Diantara beberapa pengertian yang diberikan oleh para ahli adalah sebgai
berikut.
1. Menurut Sommerfeld: pajak adalah suatu
pengalihan sumber-sumber yang wajib dilakukan dari sektor swasta kepada sektor
pemerintah berdasarkan peraturan tanpa mendapat suatu imabalan kemabali yang
langsung dan seimbang, agar pemerintah dapat melaksanakan tugas tugasnya dalam
pemerintahan
- Menurut Prof. DR. Rochmat Soemitro: pajak adalah pengalihan kekayaan dari pihak rakyat kepad negara untuk membiayai pengeluaran rutin dan ‘surplus’nya digunakan untuk ‘public saving’ yang merupakan sumber utama untuk membiayai ‘public investment’. Dari pengertian itu dapat disimpulkan unsur-unsur yang terdapat dalam pajak ialah:
* Pajak dipungut berdasarkan undang-undang serta aturan
pelaksananya;
* Sifatnya dapat dipaksakan, hal ini berarti bahwa
pelanggaran atas iuran perpajkan dapat dikenakan sanksi;
* Dalam pembayaran pajak tidak dapat ditunjukan adanya
kontra[restai secara langsung oleh pemerintah;
*
Pajak
dipungut oleh Negara baik pemerintah pusat maupun daerah;
* Pajak diperuntukkan bagi pengeluaran-pengeluaran
pemerintah, yang bila dari pemasukannya masih surplus, dipergunakan untuk
membiayai public investment.
3. Menurut Prof.
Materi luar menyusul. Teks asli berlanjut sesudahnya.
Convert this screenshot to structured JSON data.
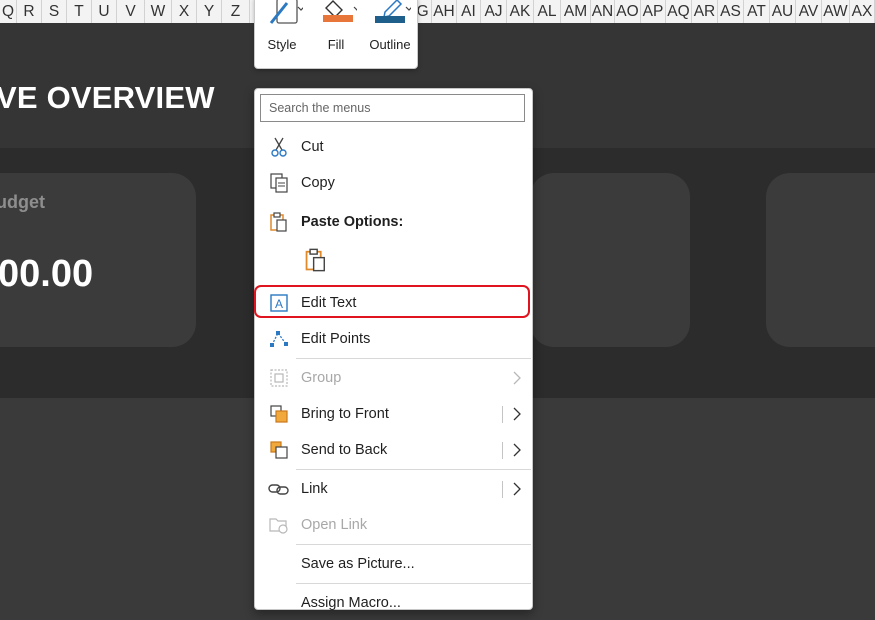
{
  "columns": [
    "Q",
    "R",
    "S",
    "T",
    "U",
    "V",
    "W",
    "X",
    "Y",
    "Z",
    "AG",
    "AH",
    "AI",
    "AJ",
    "AK",
    "AL",
    "AM",
    "AN",
    "AO",
    "AP",
    "AQ",
    "AR",
    "AS",
    "AT",
    "AU",
    "AV",
    "AW",
    "AX"
  ],
  "dashboard": {
    "title": "VE OVERVIEW",
    "card_label": "udget",
    "card_value": "00.00"
  },
  "mini_toolbar": {
    "style_label": "Style",
    "fill_label": "Fill",
    "outline_label": "Outline",
    "fill_color": "#e8763a",
    "outline_color": "#1f5f8b"
  },
  "context_menu": {
    "search_placeholder": "Search the menus",
    "items": [
      {
        "label": "Cut",
        "icon": "scissors-icon"
      },
      {
        "label": "Copy",
        "icon": "copy-icon"
      },
      {
        "label": "Paste Options:",
        "icon": "clipboard-icon"
      },
      {
        "label": "Edit Text",
        "icon": "edit-text-icon"
      },
      {
        "label": "Edit Points",
        "icon": "edit-points-icon"
      },
      {
        "label": "Group",
        "icon": "group-icon"
      },
      {
        "label": "Bring to Front",
        "icon": "bring-to-front-icon"
      },
      {
        "label": "Send to Back",
        "icon": "send-to-back-icon"
      },
      {
        "label": "Link",
        "icon": "link-icon"
      },
      {
        "label": "Open Link",
        "icon": "open-link-icon"
      },
      {
        "label": "Save as Picture...",
        "icon": ""
      },
      {
        "label": "Assign Macro...",
        "icon": ""
      }
    ]
  }
}
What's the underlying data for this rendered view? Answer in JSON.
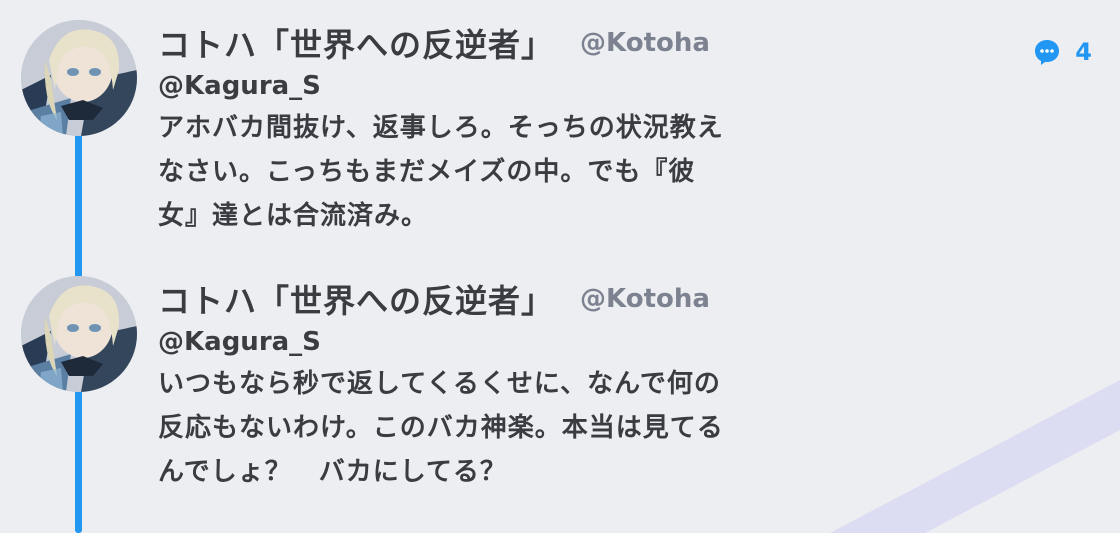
{
  "colors": {
    "accent": "#2196f3",
    "background": "#eceef2",
    "text": "#3b3b42",
    "handle": "#7c8290"
  },
  "posts": [
    {
      "avatar_icon": "character-avatar",
      "display_name": "コトハ「世界への反逆者」",
      "handle": "@Kotoha",
      "reply_to": "@Kagura_S",
      "message": "アホバカ間抜け、返事しろ。そっちの状況教え\nなさい。こっちもまだメイズの中。でも『彼\n女』達とは合流済み。",
      "reply_count": "4"
    },
    {
      "avatar_icon": "character-avatar",
      "display_name": "コトハ「世界への反逆者」",
      "handle": "@Kotoha",
      "reply_to": "@Kagura_S",
      "message": "いつもなら秒で返してくるくせに、なんで何の\n反応もないわけ。このバカ神楽。本当は見てる\nんでしょ？　バカにしてる？"
    }
  ]
}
DR. M.J.H. Smeets: pajak
adalah prestasi kepada pemerintah yang terutang melalui norma-norma umum, dan
yang dapat dipaksakan tanpa ada kontra prestasi yang dapat ditunjukkan dalam
hal individual; maksudnya adalah untuk membiayai pengeluaran pemerintah’
4. Menurut Ray M. Sommer, Hershel M. Andersen
dan Horace R. Brock: “A tax can be defined meaningfully as any nonpenal yet
compulsory transfer of recourses from the private to the public sector, levied
on the basis of predetermined criteria without reference to specific benefits
receifed, so as to accomplish some of a nation’s economic and social
objectives”
Sebenarnya masih
banyak lagi para ahli dan pakar perpajakan yang mengemukakan pengertian pajak
dengan menggunakan kalimat masing-masing.
Jenis Pajak
Secara umum, pajak
yang berlaku di Indonesia dapat dibedakan menjadi Pajak Pusat dan Pajak Daerah.
Pajak Pusat adalah pajak-pajak yang dikelola oleh Pemerintah Pusat yang dalam
hal ini sebagian dikelola oleh Direktorat Jenderal Pajak - Departemen Keuangan.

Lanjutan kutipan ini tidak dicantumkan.